System Duty Cycle Scheduling Class
It's well known that ZFS uses a bulk update model to maintain the consistency of information stored on disk. This is referred to as a transaction group (TXG) update or internally as a spa_sync(), which is the name of the function that orchestrates this task. This task ultimately updates the uberblock between consistent ZFS states.
Today these tasks are expected to run on a 5-second schedule with some leeway. Internally, ZFS builds up the data structures such that when a new TXG is ready to be issued it can do so in the most efficient way possible. That method turned out to be a mixed blessing.
The story is that when ZFS is ready, it uses zio taskqs to execute all of the heavy lifting, CPU intensive jobs necessary to complete the TXG. This process includes the checksumming of every modified block and possibly compressing and encrypting them. It also does on-disk allocation and issues I/O to the disk drivers. This means there is a lot of CPU intensive work to do when a TXG is ready to go. The zio subsystem was crafted in such a way that when this activity does show up, the taskqs that manage the work never need to context switch out. The taskq threads can run on CPU for seconds on end. That created a new headache for the Solaris scheduler.
Things would not have been so bad if ZFS was the only service being provided. But our systems, of course, deliver a variety of services and non-ZFS clients were being short changed by the scheduler. It turns out that before this use case, most kernel threads had short spans of execution. Therefore kernel threads were never made preemptable and nothing would prevent them from continuous execution (seconds is same as infinity for a computer). With ZFS, we now had a new type of kernel thread, one that frequently consumed significant amounts of CPU time.
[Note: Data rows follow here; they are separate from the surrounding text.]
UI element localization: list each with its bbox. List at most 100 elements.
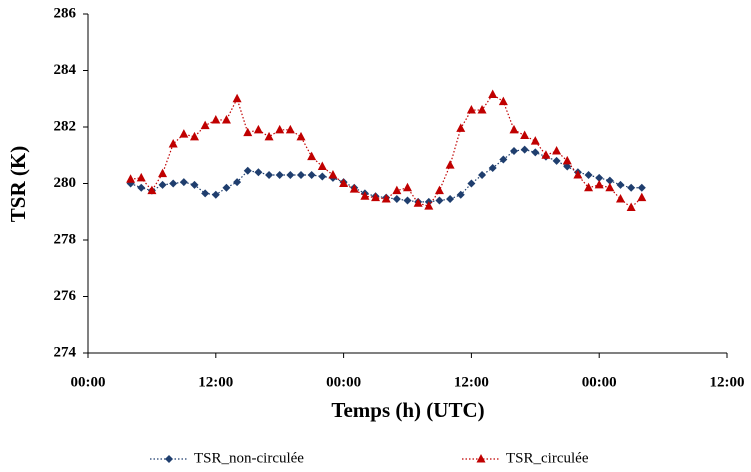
data-point: [265, 171, 274, 180]
data-point: [573, 170, 583, 179]
data-point: [520, 145, 529, 154]
data-point: [520, 130, 530, 139]
data-point: [136, 172, 146, 182]
data-point: [126, 174, 136, 183]
data-point: [456, 123, 466, 132]
data-point: [584, 182, 594, 192]
data-point: [626, 202, 636, 212]
data-point: [307, 171, 316, 180]
data-point: [637, 192, 647, 202]
data-point: [392, 195, 401, 204]
data-point: [477, 105, 487, 114]
data-point: [637, 183, 646, 192]
legend-text: TSR_non-circulée: [194, 450, 304, 466]
data-point: [381, 194, 391, 203]
y-tick-label: 284: [54, 62, 77, 78]
data-point: [466, 105, 476, 114]
data-point: [435, 196, 444, 205]
data-point: [158, 180, 167, 189]
data-point: [179, 178, 188, 187]
data-point: [403, 182, 412, 192]
data-point: [317, 161, 327, 171]
data-point: [616, 194, 625, 203]
data-point: [275, 124, 285, 134]
data-point: [616, 180, 625, 189]
data-point: [169, 179, 178, 188]
data-point: [254, 168, 263, 177]
data-point: [413, 198, 423, 207]
data-point: [201, 189, 210, 198]
data-point: [563, 162, 572, 171]
data-point: [467, 179, 476, 188]
data-point: [595, 173, 604, 182]
data-point: [510, 147, 518, 156]
data-point: [446, 195, 455, 204]
legend-text: TSR_circulée: [506, 450, 589, 466]
data-point: [594, 179, 604, 189]
x-tick-label: 12:00: [710, 374, 745, 390]
data-point: [221, 114, 231, 124]
data-point: [211, 190, 220, 199]
data-point: [531, 148, 540, 157]
data-point: [328, 170, 338, 179]
x-tick-label: 12:00: [454, 374, 489, 390]
y-tick-label: 286: [54, 5, 77, 21]
series-line: [130, 93, 643, 209]
data-point: [168, 138, 178, 148]
x-tick-label: 00:00: [582, 374, 617, 390]
data-point: [541, 150, 551, 159]
data-point: [371, 192, 381, 202]
data-point: [424, 201, 434, 210]
legend-marker: [165, 455, 173, 463]
y-tick-label: 278: [54, 231, 77, 247]
data-point: [605, 182, 615, 192]
data-point: [584, 171, 593, 180]
y-tick-label: 274: [54, 344, 77, 360]
data-point: [445, 160, 455, 169]
data-point: [232, 93, 242, 103]
y-tick-label: 280: [54, 175, 77, 191]
data-point: [222, 183, 231, 192]
data-point: [403, 196, 412, 205]
data-point: [434, 185, 444, 195]
data-point: [307, 151, 317, 161]
data-point: [200, 120, 210, 130]
data-point: [509, 124, 519, 134]
data-point: [233, 178, 242, 187]
data-point: [296, 131, 306, 141]
y-axis-title: TSR (K): [6, 146, 30, 222]
data-point: [552, 146, 562, 155]
data-point: [627, 183, 636, 192]
legend-marker: [476, 454, 486, 463]
data-point: [349, 184, 359, 193]
data-point: [147, 185, 157, 195]
data-point: [243, 127, 253, 137]
data-point: [211, 114, 221, 124]
data-point: [552, 156, 561, 165]
data-point: [488, 163, 497, 172]
data-point: [285, 124, 295, 134]
data-point: [190, 131, 199, 141]
y-tick-label: 282: [54, 118, 77, 134]
data-point: [339, 178, 349, 187]
data-point: [456, 190, 465, 199]
data-point: [286, 171, 295, 180]
data-point: [488, 89, 498, 99]
x-tick-label: 00:00: [71, 374, 106, 390]
y-tick-label: 276: [54, 288, 77, 304]
data-point: [190, 180, 199, 189]
data-point: [499, 155, 508, 164]
data-point: [530, 136, 540, 145]
data-point: [158, 168, 168, 178]
x-tick-label: 12:00: [198, 374, 233, 390]
data-point: [478, 171, 487, 180]
data-point: [253, 124, 263, 134]
data-point: [179, 129, 189, 138]
data-point: [137, 183, 146, 192]
data-point: [392, 185, 402, 195]
data-point: [605, 176, 614, 185]
data-point: [318, 172, 327, 181]
data-point: [297, 171, 305, 180]
data-point: [360, 191, 370, 200]
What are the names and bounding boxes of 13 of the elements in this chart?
A team of Solaris engineers went on to design a new scheduling class specifically targeting this kind of bulk processing. Putting the zio taskqs in this class allowed those threads to become preemptable when they used too much CPU. We also changed our model such that we limited the number of CPUs dedicated to these intensive taskqs. Today, each pool may use at most 50% of nCPUS to run these tasks. This is managed by kernel parameter zio_taskq_batch_pct which was reduced from 100% to 50%.
Using these 2 features we are now much better equipped to allow the TXG to proceed at top speeds without starving application from CPU access and in the end, running applications is all that matters.